【メーサーロシュ・マールタ監督特集】『マリとユリ』言いたいことは分かる、でも決まりなんだ

マリとユリ(1977)
Ök ketten

監督:メーサーロシュ・マールタ
出演:マリナ・ヴラディ、リリ・モノリ、ヤン・ノヴィツキetc

評価:65点

おはようございます、チェ・ブンブンです。

昨今、マニアックな映画のリバイバル上映が盛んに行われている。2023年上半期はオタール・イオセリアーニ特集が話題となったが、もう一つ注目の特集がある。それはメーサーロシュ・マールタ特集である。ベルリン国際映画祭やカンヌ国際映画祭での受賞歴がありながらこれまで日本ではほとんど紹介されていなかった監督メーサーロシュ・マールタ。昨年、MUBIで特集が組まれ界隈で注目されていたが、日本にも上陸することとなった。2023/5/26より新宿シネマカリテ他にて始まるこの特集に先駆けて、今回ライトフィルムさんのご厚意で一足早く彼女の作品を観ました。今回は、カンヌ国際映画祭にて国際批評家連盟賞を受賞した『マリとユリ』を観ていく。

『マリとユリ』あらすじ

1975年の「アダプション ある母と娘の記録」で女性として初めてベルリン国際映画祭金熊賞を受賞したハンガリーのメーサーロシュ・マールタ監督が、家父長制の残る1970年代ハンガリーでつらい結婚生活を送る2人の女性の連帯を、厳しくも誠実なまなざしで描いたドラマ。

偏狭な夫と暮らす中年女性マリと、アルコール依存の夫を持つ若い女性ユリ。つらい結婚生活を送る彼女たちは、慰めを求めあう。やがて互いの葛藤について知った2人は、それぞれの未来のため、ある選択をする。

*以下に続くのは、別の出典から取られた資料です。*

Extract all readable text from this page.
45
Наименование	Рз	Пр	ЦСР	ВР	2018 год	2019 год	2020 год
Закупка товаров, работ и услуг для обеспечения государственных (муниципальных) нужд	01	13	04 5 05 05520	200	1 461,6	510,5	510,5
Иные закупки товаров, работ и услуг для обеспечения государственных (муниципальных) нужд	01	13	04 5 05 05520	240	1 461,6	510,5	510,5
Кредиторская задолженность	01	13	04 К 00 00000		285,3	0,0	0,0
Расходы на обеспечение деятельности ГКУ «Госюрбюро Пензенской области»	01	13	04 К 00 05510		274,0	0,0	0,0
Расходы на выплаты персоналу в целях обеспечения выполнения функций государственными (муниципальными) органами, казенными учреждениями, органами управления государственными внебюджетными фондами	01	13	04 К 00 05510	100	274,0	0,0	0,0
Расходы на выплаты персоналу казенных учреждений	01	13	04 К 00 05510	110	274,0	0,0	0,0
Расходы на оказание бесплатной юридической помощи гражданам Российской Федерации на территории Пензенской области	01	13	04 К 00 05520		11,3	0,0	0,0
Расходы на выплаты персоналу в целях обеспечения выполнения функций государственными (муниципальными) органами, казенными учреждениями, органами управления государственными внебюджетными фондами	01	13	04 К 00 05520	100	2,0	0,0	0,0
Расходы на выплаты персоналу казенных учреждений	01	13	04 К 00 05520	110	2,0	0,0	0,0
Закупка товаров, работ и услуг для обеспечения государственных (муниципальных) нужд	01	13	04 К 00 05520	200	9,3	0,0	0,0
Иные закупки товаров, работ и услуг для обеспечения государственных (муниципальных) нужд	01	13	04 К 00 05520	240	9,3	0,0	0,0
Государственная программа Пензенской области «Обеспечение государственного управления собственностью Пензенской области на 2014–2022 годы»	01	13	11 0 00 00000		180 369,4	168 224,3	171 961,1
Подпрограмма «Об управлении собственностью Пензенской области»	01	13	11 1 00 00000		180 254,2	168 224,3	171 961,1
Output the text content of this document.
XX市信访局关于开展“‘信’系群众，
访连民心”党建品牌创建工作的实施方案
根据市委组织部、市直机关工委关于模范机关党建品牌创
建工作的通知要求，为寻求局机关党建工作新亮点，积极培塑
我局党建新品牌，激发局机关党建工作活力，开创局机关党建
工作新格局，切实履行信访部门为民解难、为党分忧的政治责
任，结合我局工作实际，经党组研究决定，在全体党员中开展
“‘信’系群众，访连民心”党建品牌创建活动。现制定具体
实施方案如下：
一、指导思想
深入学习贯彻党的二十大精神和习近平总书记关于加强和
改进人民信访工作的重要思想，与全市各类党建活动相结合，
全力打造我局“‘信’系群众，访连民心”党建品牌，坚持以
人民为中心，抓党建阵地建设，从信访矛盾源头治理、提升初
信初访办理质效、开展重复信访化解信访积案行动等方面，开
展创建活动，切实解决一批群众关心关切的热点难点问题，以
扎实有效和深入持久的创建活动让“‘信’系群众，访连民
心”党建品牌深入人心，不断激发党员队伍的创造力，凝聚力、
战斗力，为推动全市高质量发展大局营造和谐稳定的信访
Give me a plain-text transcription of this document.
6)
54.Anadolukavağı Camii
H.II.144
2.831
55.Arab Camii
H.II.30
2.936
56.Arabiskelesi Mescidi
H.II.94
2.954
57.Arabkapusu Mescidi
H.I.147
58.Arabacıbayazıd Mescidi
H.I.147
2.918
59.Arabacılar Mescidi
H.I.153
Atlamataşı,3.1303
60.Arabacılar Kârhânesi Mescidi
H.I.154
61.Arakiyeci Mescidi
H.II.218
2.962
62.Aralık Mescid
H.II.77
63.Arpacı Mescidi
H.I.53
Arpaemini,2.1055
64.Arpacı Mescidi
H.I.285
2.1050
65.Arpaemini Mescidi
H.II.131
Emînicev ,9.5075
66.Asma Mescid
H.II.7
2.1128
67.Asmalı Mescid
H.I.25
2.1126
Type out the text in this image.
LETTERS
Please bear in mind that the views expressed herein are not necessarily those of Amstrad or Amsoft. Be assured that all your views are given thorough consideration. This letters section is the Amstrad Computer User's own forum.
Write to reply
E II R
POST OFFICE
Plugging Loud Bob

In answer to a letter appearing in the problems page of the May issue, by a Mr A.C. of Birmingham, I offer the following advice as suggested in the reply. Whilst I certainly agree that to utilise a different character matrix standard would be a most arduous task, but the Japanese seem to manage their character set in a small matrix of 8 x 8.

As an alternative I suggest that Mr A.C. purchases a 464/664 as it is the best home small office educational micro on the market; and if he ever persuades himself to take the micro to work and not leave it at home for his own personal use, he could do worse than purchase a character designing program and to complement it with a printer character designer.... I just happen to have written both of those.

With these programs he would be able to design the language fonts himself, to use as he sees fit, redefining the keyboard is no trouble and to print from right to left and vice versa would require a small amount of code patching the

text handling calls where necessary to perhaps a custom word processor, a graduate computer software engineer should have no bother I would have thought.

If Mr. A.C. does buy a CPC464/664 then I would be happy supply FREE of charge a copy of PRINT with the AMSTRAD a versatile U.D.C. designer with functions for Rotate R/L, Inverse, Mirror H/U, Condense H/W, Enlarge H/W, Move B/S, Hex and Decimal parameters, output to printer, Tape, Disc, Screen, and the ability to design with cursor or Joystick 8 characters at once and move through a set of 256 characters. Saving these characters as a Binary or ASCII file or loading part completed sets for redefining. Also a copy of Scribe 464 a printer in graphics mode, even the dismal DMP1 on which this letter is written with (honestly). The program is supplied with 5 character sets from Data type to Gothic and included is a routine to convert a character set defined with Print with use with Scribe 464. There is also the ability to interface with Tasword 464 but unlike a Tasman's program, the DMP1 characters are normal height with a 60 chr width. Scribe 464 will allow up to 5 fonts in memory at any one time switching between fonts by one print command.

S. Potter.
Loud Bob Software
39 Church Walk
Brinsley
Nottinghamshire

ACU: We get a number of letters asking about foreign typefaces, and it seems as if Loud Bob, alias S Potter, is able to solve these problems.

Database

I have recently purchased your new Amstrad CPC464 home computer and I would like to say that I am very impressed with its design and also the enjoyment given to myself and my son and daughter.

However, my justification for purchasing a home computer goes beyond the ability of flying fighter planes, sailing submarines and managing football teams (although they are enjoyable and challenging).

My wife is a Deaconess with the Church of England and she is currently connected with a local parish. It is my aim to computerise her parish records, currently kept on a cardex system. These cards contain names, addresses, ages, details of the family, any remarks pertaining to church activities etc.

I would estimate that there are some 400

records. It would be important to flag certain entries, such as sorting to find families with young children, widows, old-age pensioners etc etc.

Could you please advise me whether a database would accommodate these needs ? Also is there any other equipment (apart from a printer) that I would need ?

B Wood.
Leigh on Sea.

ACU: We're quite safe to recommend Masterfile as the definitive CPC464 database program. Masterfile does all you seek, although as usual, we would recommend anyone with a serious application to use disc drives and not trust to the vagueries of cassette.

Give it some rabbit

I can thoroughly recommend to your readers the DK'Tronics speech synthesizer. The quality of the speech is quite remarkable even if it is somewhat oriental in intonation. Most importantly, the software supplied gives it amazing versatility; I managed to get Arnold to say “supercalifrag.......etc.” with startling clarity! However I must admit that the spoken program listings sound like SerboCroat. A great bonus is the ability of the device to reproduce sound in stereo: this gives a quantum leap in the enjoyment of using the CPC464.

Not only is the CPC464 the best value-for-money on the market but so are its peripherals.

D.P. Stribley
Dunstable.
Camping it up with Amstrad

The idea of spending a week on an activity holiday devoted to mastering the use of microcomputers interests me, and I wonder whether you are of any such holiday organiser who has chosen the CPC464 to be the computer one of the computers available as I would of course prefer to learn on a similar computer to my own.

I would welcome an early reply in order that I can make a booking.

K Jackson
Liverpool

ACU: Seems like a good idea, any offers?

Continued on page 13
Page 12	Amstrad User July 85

「彼女について私が知っている二、三の事柄」のマリナ・ブラディがマリ、メーサーロシュ監督作の常連俳優モノリ・リリがユリを演じた。日本では「メーサーロシュ・マールタ監督特集上映」(2023年5月26日~、新宿シネマカリテほか全国順次公開)にて劇場初公開。

映画.comより引用

言いたいことは分かる、でも決まりなんだ

工場で働くユリはアル中の夫との都合で娘を寮に連れてくる。しかし、真面目な人から「娘をここにいさせてはいけない」と語る。ルールを重んじる彼女は「理由はわかるけれども規則だから」を口癖に彼女を追い詰めていく。本作は、正論で縛られた世界の閉塞感を徹底的に魅せていく。たとえば、寮からセーターが盗まれる事件が発生するのだが、正義感溢れる者が「セーターが見つかるまで外出禁止だ」と言い始めるのである。ルールを遵守している自分のアイデンティティを維持するために、他者のいかなるルール逸脱を認めない。それにより、逃げ道がなくなり苦悩する従業員像が観ていていたたまれなくなる。メーサーロシュ・マールタにとって工場とは、社会のシステムを暗示しており、人間が歯車として逸脱なく働くことを強要する場所として描かれている。今回は社員寮が物語の中心としてあるが、一貫した作劇であることが分かる。確かに彼女の映画は連続して観た方が発見ある作家だと感じた。